Note that each gaussian component will now have three parameters: \mu_{k}, \Sigma_{k}, \theta_{k}
Stated plainly in a generative sense, given some value of z, we can generate x. Then given that value of z and x, we can use the relevant \theta_k vector to generate y.
NumPyro Implementation
I am struggling to write the p(y|x, z) part of the model correctly. I am extending the numpyro.plate()
construct as in the example GMM implementation, but I have not been able to fully understand how the indices are affected by marginalization to implement the simple function reliably (\mathbf{x^T}*\theta_{k}). I have ran the GMM piece only, and it works just fine. (Mostly) self-reproducing example is below.
import os
import jax
import jax.numpy as jnp
import matplotlib.pyplot as plt
import numpyro
import numpyro.distributions as dist
from numpyro import handlers
from numpyro.contrib.funsor import config_enumerate, infer_discrete
from numpyro.infer import MCMC, NUTS, init_to_median, init_to_uniform, init_to_value
# Define some test data to study
# Three multivariate Gaussians
# Constants
n_samples = 1000
K = 4
seeds = jax.random.split(jax.random.PRNGKey(42), 100)

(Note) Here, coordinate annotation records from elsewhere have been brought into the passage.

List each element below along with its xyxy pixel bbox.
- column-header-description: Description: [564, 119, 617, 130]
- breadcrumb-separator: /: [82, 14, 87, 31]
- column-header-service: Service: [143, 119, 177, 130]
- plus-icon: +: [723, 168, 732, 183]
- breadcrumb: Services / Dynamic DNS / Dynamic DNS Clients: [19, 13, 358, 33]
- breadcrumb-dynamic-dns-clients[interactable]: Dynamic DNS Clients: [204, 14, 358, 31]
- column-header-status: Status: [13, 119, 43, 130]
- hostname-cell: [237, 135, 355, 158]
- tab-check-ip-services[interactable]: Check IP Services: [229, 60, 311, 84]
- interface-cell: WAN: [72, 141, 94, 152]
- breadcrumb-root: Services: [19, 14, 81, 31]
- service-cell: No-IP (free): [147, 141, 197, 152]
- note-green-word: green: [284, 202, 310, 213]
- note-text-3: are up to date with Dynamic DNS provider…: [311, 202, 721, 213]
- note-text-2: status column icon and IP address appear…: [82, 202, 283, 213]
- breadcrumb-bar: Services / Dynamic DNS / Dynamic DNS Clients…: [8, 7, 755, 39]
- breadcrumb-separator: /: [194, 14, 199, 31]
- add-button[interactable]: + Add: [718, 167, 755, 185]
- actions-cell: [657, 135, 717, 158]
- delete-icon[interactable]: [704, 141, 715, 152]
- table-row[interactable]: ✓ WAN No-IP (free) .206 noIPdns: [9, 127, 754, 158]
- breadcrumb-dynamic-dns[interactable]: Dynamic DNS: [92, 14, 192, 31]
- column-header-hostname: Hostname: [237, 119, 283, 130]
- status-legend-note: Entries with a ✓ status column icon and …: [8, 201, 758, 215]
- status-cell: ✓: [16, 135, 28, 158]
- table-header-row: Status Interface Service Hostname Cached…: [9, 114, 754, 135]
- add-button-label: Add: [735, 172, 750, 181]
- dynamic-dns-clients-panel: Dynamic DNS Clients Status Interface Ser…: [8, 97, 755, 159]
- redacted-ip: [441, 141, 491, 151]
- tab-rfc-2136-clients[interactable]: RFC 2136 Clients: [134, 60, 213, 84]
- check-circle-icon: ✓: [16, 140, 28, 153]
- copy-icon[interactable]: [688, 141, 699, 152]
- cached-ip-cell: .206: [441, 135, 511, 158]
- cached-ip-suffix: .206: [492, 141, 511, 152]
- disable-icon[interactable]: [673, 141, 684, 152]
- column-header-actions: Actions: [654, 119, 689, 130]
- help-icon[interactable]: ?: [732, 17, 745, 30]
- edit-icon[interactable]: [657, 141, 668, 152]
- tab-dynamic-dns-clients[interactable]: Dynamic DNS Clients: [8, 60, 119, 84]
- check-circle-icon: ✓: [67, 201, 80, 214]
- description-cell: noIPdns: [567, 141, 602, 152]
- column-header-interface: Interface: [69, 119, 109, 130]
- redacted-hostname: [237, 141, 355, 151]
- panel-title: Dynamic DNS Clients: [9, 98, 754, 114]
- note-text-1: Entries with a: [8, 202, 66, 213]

# Means of each of the three components
mu_comps = jnp.array([[-1, -1], [+1, -1], [-1, +1], [+1, +1]])
coeff = jnp.array([[1, 4], [3, 2], [4, 1], [-3, -2]])
var = 0.1
# Create variables to hold
X_clust = jnp.zeros((n_samples, 2))
y_train = jnp.zeros((n_samples,))
# Probability forward model
for i in range(0, n_samples):
# Draw samples
seed = seeds[i]
pi = dist.Dirichlet(jnp.ones(K) / float(K)).sample(seed)
z = dist.Categorical(pi).sample(seed)
x = dist.MultivariateNormal(mu_comps[z, :], var * jnp.eye(2)).sample(seed)
y = jnp.multiply(coeff[z, :], x).sum() # + bias[z]
# Assign samples to arrays
X_clust = X_clust.at[i, :].set(x)
y_train = y_train.at[i].set(y)
@config_enumerate
def model(K, X_clust=None, X_reg=None, y=None):
"""
Credit to the formulation in for base GMM in high dimensions: https://forum.pyro.ai/t/mixture-model-with-discrete-data-in-numpyro/5983
Assume for simplicity that X_clust = X_reg.
"""
# Constants
N = X_clust.shape[0] # Number of datapoints
D = X_clust.shape[1] # Number of input dimensions for clustering
R = X_reg.shape[1] # Number of input dimensions for regression
# Assignment probability vector for the latent variable
cluster_probs = numpyro.sample(
"cluster_probs", dist.Dirichlet(jnp.ones(K) / float(K))
)
# Parameters associated with each Gaussian component (k \in K)
# Covariance parameter is excluded for simplicity
with numpyro.plate("mixture_components", K, dim=None):
locs = numpyro.sample(
"locs", dist.MultivariateNormal(jnp.zeros(D), 10 * jnp.eye(D))
)
thetas = numpyro.sample(
"thetas", dist.MultivariateNormal(jnp.zeros(R), 10 * jnp.eye(R))
)
intercepts = numpyro.sample("intercepts", dist.Normal(0, 10))
# Generative process for each observation through a latent variable
# The use of config_enumerate marginalizes out the discrete latent variable
with numpyro.plate("data", N, dim=None) as ind:
# z ~ P(z)
assignment = numpyro.sample("assignment", dist.Categorical(cluster_probs))
# X|Z ~ P(x|z)
x_obs = numpyro.sample(
"x_obs",
dist.MultivariateNormal(
locs[assignment, :],
covariance_matrix=0.1 * jnp.eye(2),
),
obs=X_clust,
)
# Observation likelihood: P(y|x, z)
# I am not sure the this is correct.
# The goal is to multiply each data point by the assignment theta, and sum over all values of assignment
X_batch = X_reg[ind]
y_pred = jnp.multiply(X_batch, thetas[assignment, :]).sum(axis=1)
numpyro.sample(
"y_obs",
dist.Normal(
loc=y_pred + intercepts[assignment],
scale=0.5, # Fixed for ease of implmentation
),
obs=y,
)
# Inference
kernel = NUTS(model, max_tree_depth=10, init_strategy=init_to_median())
mcmc = MCMC(kernel, num_warmup=1000, num_samples=1000)
mcmc.run(
jax.random.PRNGKey(42),
K=4,
X_clust=X_clust,
X_reg=X_clust,
y=y_train,
)
mcmc.print_summary()
Please let me know if anything is unclear.